I have found out one more detail: When I use gocryptfs inside a Docker Rootless container (on the host system), I can reproduce the same problem. I suppose this means that the problem has nothing to do with LXD at all, but it is rather a bug in gocryptfs or in fuse when using UID mapping.

Thanks for your help investigating this. If I find out any more details, I will document them here. I have also created bug reports for gocryptfs and encfs.

cdauth · January 23, 2022, 7:59am

I have investigated more and have found a solution. Here is a summary of all the findings

When encrypting the Docker storage with gocryptfs, Docker uses the fuse-overlayfs driver instead of overlay2 due to some missing features in gocryptfs. I have reported these missing features.

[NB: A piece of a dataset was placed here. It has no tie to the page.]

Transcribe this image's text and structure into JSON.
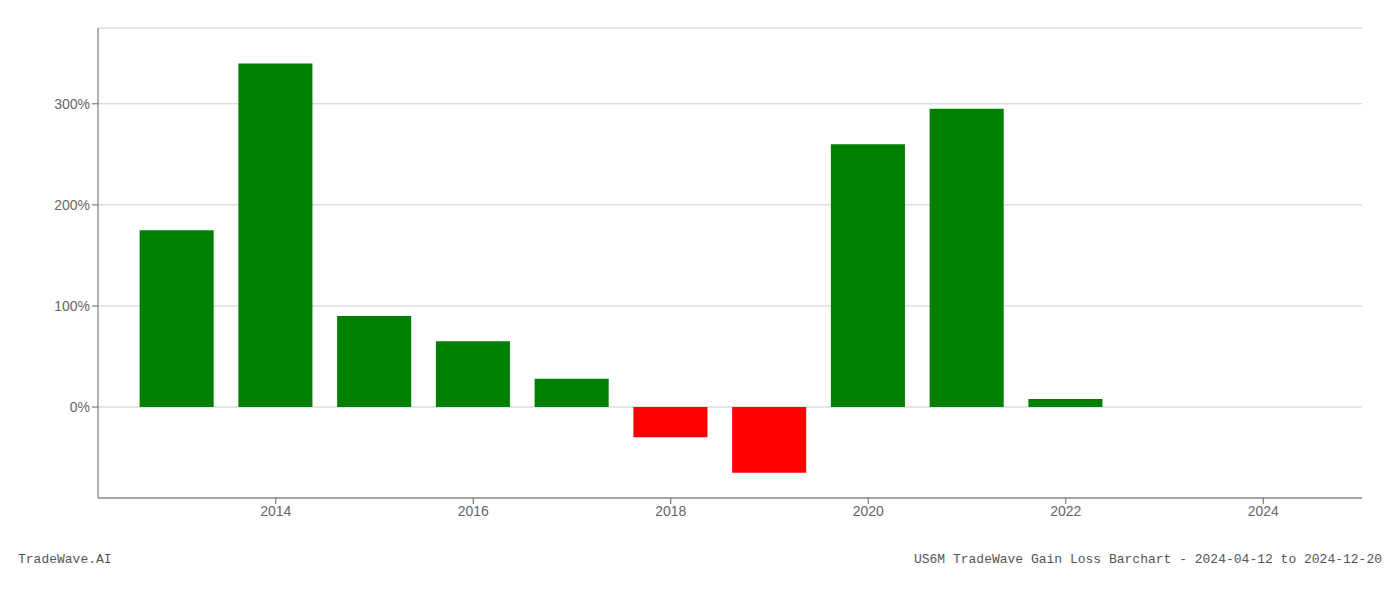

When accessing a file owned by a different user, fuse-overlayfs tries to read the ACL of the file. This fails because gocryptfs does not support ACLs (unless running as non-UID-mapped root, it seems) and thus gives an “Operation not supported” error. gocryptfs’s behaviour is consistent with other file systems that do not support ACLs (for example ext4 mounted with -o noacl). I have thus reported the issue to fuse-overlayfs.

The solution has been posted in the gocryptfs bug report: gocryptfs has to be called with the -acl flag. This flag has been introduced with gocryptfs 2.0 and had been missing from the documentation so far. gocryptfs has had some basic ACL support since version 1.8.0, however it only supported getting/setting ACLs but was not actually respecting them. The -acl flag changes that and enables proper ACL handling. The challenge is that most distributions ship a version of gocryptfs older than 2.0.

stgraber · January 23, 2022, 5:24pm

Ah, nice to hear that you sorted it out and that newer gocryptfs will handle it fine!